Wieso verbreiten Menschen mit Absicht Lügen im Internet? Das weiß Juliane von Reppert-Bismarck. Sie erklärt in Schulklassen, wie man mit Falschnachrichten umgeht. Denn über Apps wie Whatsapp, Instagram, Tiktok und Snapchat landen manchmal seltsame Meldungen auf dem Handy.

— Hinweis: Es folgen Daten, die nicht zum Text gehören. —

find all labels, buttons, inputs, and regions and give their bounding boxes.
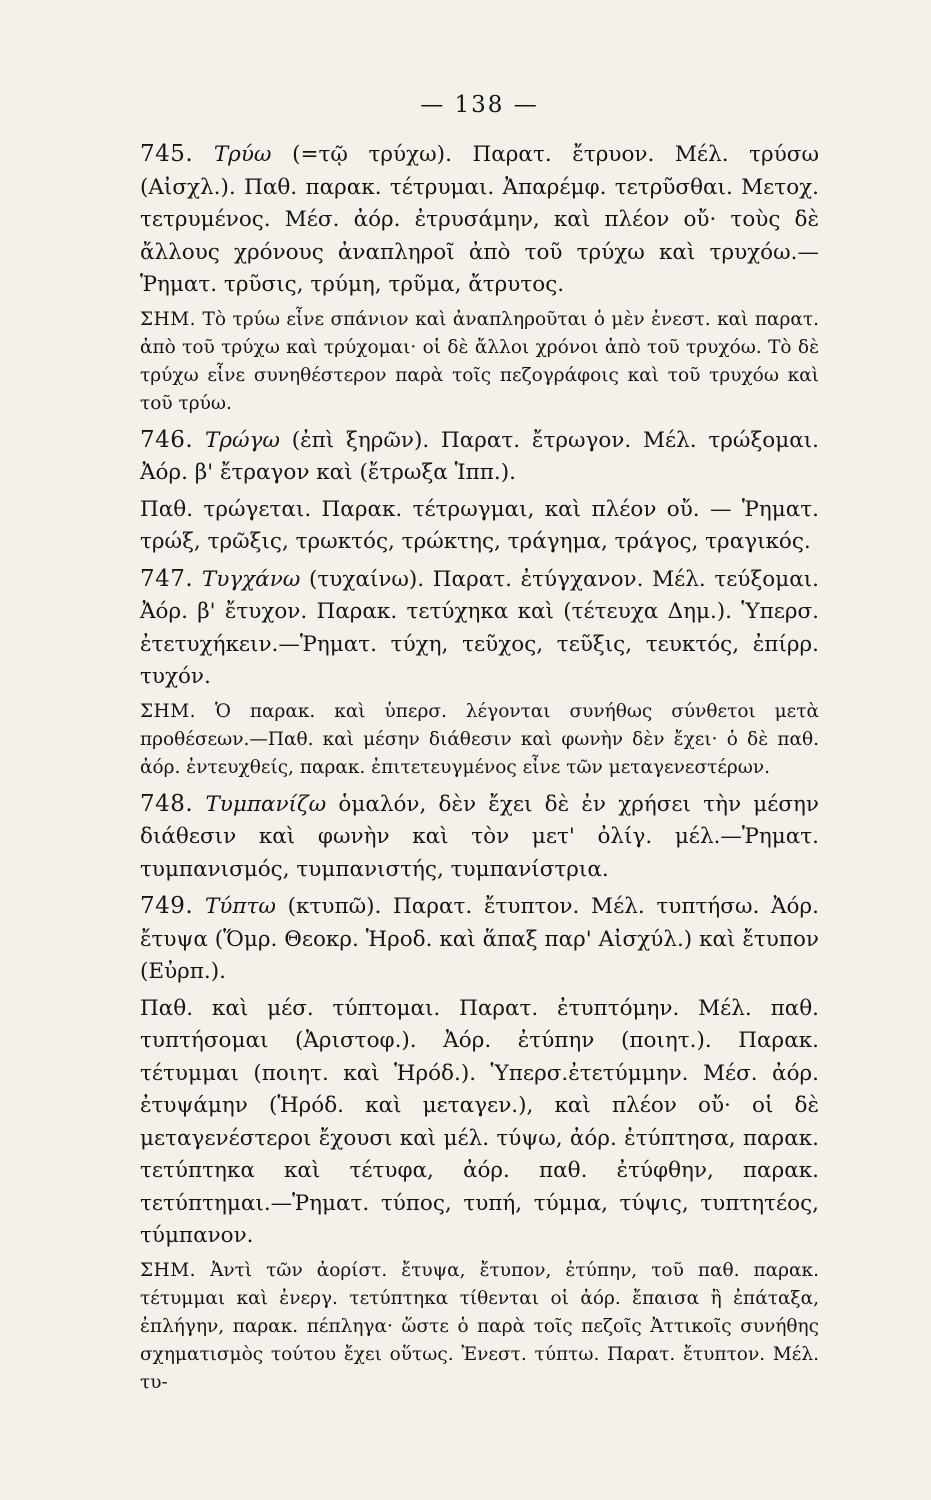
entry-lemma: Τυγχάνω <box>201 566 301 592</box>
note-745 <box>140 306 819 418</box>
note-text: Τὸ τρύω εἶνε σπάνιον καὶ ἀναπληροῦται ὁ μὲν ἐνεστ. καὶ παρατ. ἀπὸ τοῦ τρύχω καὶ τρύχομαι· οἱ δὲ ἄλλοι χρόνοι ἀπὸ τοῦ τρυχόω. Τὸ δὲ τρύχω εἶνε συνηθέστερον παρὰ τοῖς πεζογράφοις καὶ τοῦ τρυχόω καὶ τοῦ τρύω. <box>140 308 819 414</box>
entry-number: 746. <box>140 426 194 453</box>
entry-number: 747. <box>140 565 194 592</box>
note-749 <box>140 1257 819 1397</box>
page-number: — 138 — <box>420 92 539 118</box>
entry-749 <box>140 890 819 989</box>
entry-745 <box>140 138 819 302</box>
note-text: Ὁ παρακ. καὶ ὑπερσ. λέγονται συνήθως σύνθετοι μετὰ προθέσεων.—Παθ. καὶ μέσην διάθεσιν καὶ φωνὴν δὲν ἔχει· ὁ δὲ παθ. ἀόρ. ἐντευχθείς, παρακ. ἐπιτετευγμένος εἶνε τῶν μεταγενεστέρων. <box>140 700 819 778</box>
entry-text: (κτυπῶ). Παρατ. ἔτυπτον. Μέλ. τυπτήσω. Ἀόρ. ἔτυψα (Ὅμρ. Θεοκρ. Ἡροδ. καὶ ἅπαξ παρ' Αἰσχύλ.) καὶ ἔτυπον (Εὐρπ.). <box>140 894 819 984</box>
note-text: Ἀντὶ τῶν ἀορίστ. ἔτυψα, ἔτυπον, ἐτύπην, τοῦ παθ. παρακ. τέτυμμαι καὶ ἐνεργ. τετύπτηκα τίθενται οἱ ἀόρ. ἔπαισα ἢ ἐπάταξα, ἐπλήγην, παρακ. πέπληγα· ὥστε ὁ παρὰ τοῖς πεζοῖς Ἀττικοῖς συνήθης σχηματισμὸς τούτου ἔχει οὕτως. Ἐνεστ. τύπτω. Παρατ. ἔτυπτον. Μέλ. τυ- <box>140 1259 819 1393</box>
entry-747 <box>140 563 819 694</box>
entry-749-continued: Παθ. καὶ μέσ. τύπτομαι. Παρατ. ἐτυπτόμην. Μέλ. παθ. τυπτήσομαι (Ἀριστοφ.). Ἀόρ. ἐτύπην (ποιητ.). Παρακ. τέτυμμαι (ποιητ. καὶ Ἡρόδ.). Ὑπερσ.ἐτετύμμην. Μέσ. ἀόρ. ἐτυψάμην (Ἡρόδ. καὶ μεταγεν.), καὶ πλέον οὔ· οἱ δὲ μεταγενέστεροι ἔχουσι καὶ μέλ. τύψω, ἀόρ. ἐτύπτησα, παρακ. τετύπτηκα καὶ τέτυφα, ἀόρ. παθ. ἐτύφθην, παρακ. τετύπτημαι.—Ῥηματ. τύπος, τυπή, τύμμα, τύψις, τυπτητέος, τύμπανον. <box>140 995 819 1248</box>
entry-lemma: Τρύω <box>213 142 272 167</box>
entry-text: (ἐπὶ ξηρῶν). Παρατ. ἔτρωγον. Μέλ. τρώξομαι. Ἀόρ. β' ἔτραγον καὶ (ἔτρωξα Ἱππ.). <box>140 427 819 485</box>
entry-746 <box>140 424 819 490</box>
note-747 <box>140 698 819 782</box>
entry-748 <box>140 788 819 887</box>
entry-number: 748. <box>140 790 194 817</box>
note-label: ΣΗΜ. <box>140 700 197 722</box>
entry-number: 745. <box>140 141 194 167</box>
entry-746-continued: Παθ. τρώγεται. Παρακ. τέτρωγμαι, καὶ πλέον οὔ. — Ῥηματ. τρώξ, τρῶξις, τρωκτός, τρώκτης, τράγημα, τράγος, τραγικός. <box>140 496 819 554</box>
entry-text: ὁμαλόν, δὲν ἔχει δὲ ἐν χρήσει τὴν μέσην διάθεσιν καὶ φωνὴν καὶ τὸν μετ' ὀλίγ. μέλ.—Ῥηματ. τυμπανισμός, τυμπανιστής, τυμπανίστρια. <box>140 791 820 882</box>
note-label: ΣΗΜ. <box>140 308 197 330</box>
entry-text: (=τῷ τρύχω). Παρατ. ἔτρυον. Μέλ. τρύσω (Αἰσχλ.). Παθ. παρακ. τέτρυμαι. Ἀπαρέμφ. τετρῦσθαι. Μετοχ. τετρυμένος. Μέσ. ἀόρ. ἐτρυσάμην, καὶ πλέον οὔ· τοὺς δὲ ἄλλους χρόνους ἀναπληροῖ ἀπὸ τοῦ τρύχω καὶ τρυχόω.—Ῥηματ. τρῦσις, τρύμη, τρῦμα, ἄτρυτος. <box>140 142 819 297</box>
entry-lemma: Τρώγω <box>205 427 280 453</box>
entry-lemma: Τύπτω <box>204 894 276 919</box>
entry-number: 749. <box>140 893 194 919</box>
entry-lemma: Τυμπανίζω <box>205 791 327 817</box>
entry-text: (τυχαίνω). Παρατ. ἐτύγχανον. Μέλ. τεύξομαι. Ἀόρ. β' ἔτυχον. Παρακ. τετύχηκα καὶ (τέτευχα Δημ.). Ὑπερσ. ἐτετυχήκειν.—Ῥηματ. τύχη, τεῦχος, τεῦξις, τευκτός, ἐπίρρ. τυχόν. <box>140 566 819 689</box>
note-label: ΣΗΜ. <box>140 1259 197 1281</box>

Lügen oder Übertreibungen sorgen für Aufmerksamkeit

„Manche Leute übertreiben oder lügen im Netz, um damit mehr Aufmerksamkeit zu bekommen“, erklärt die Fachfrau. So locken sie Leute auf ihre Webseiten. Sie erfragen persönliche Daten oder bieten etwas zum Verkauf, um Geld zu verdienen. „Andere behaupten falsche Dinge, um eine Person, Gruppe oder eine Sache absichtlich schlechtzumachen.“

Egal warum Lügen verbreitet werden: Es ist immer ärgerlich, wenn man auf sie hereinfällt. „Darum ist es wichtig, immer zu prüfen, ob eine Informationen stimmt oder nicht“, sagt Juliane von Reppert-Bismarck.

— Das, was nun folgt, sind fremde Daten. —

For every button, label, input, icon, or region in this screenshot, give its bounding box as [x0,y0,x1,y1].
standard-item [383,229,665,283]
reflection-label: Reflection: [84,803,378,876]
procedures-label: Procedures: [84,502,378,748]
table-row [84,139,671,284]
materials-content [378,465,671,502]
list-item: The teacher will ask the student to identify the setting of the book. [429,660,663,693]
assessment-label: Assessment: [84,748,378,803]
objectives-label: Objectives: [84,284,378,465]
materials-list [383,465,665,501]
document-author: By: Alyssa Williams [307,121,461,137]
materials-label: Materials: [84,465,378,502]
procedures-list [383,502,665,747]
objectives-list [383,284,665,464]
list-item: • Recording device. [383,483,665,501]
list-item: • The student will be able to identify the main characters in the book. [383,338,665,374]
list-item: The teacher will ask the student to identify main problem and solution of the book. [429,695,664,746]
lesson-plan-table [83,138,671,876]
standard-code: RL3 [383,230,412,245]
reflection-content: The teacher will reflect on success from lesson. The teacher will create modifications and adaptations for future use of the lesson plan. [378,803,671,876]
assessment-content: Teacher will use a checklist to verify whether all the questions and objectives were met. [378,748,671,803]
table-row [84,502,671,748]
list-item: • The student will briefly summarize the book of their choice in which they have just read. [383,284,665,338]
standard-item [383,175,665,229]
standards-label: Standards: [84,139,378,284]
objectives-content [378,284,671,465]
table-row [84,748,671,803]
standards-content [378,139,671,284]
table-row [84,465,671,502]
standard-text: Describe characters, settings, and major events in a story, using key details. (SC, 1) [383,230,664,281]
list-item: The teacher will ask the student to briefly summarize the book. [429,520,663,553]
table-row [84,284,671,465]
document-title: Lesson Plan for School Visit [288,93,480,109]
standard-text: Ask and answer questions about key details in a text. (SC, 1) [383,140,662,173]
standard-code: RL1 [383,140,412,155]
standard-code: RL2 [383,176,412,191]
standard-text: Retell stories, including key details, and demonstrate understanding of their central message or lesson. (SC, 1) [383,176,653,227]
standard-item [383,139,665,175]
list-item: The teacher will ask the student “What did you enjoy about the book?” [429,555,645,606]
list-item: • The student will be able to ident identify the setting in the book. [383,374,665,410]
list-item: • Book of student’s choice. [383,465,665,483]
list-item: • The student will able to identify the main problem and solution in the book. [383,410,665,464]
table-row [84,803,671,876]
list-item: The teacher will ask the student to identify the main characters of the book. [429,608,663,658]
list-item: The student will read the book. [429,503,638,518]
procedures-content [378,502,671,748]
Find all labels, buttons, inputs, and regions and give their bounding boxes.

Das geht so: „Zunächst sollte man sich die Quelle einer Nachricht anschauen“, erklärt die Expertin: „Wer hat das geschrieben? Wird gesagt, woher die Info kommt? Was ist das für eine Internet-Seite?“ Auch wichtig: „Kann man die Nachricht auch auf anderen Seiten finden?“

Denn etwa Reporter von Nachrichtensendungen und Zeitungen sind verpflichtet, wahrheitsgetreu zu berichten. Darum kann man Infos aus diesen Medien normalerweise trauen, gerade wenn man sie auf mehreren Seiten findet.

Ein anderer Hinweis kann das Datum sein. Manchmal werden Texte, Bilder oder Videos als neu bezeichnet, obwohl die Jahre alt sind.

Meist hilft es auch, mehr als nur die Überschrift zu lesen. So versteht man dann etwa mehr über den Hintergrund einer Geschichte.

Den eigenen Kopf benutzen und nachdenken

„Eigentlich ist es gar nicht so schwer herauszufinden, ob eine Nachricht stimmt oder nicht“, sagt die Fachfrau. „Wenn man seinen Kopf benutzt, ist das meist kein Problem.“ Man muss sich nur fragen, ob man vielleicht gerade veräppelt wird. Deshalb rät die Expertin: Immer aufmerksam bleiben, wenn man im Internet etwas liest! Das gilt besonders, wenn man die Meldung weiterschicken will.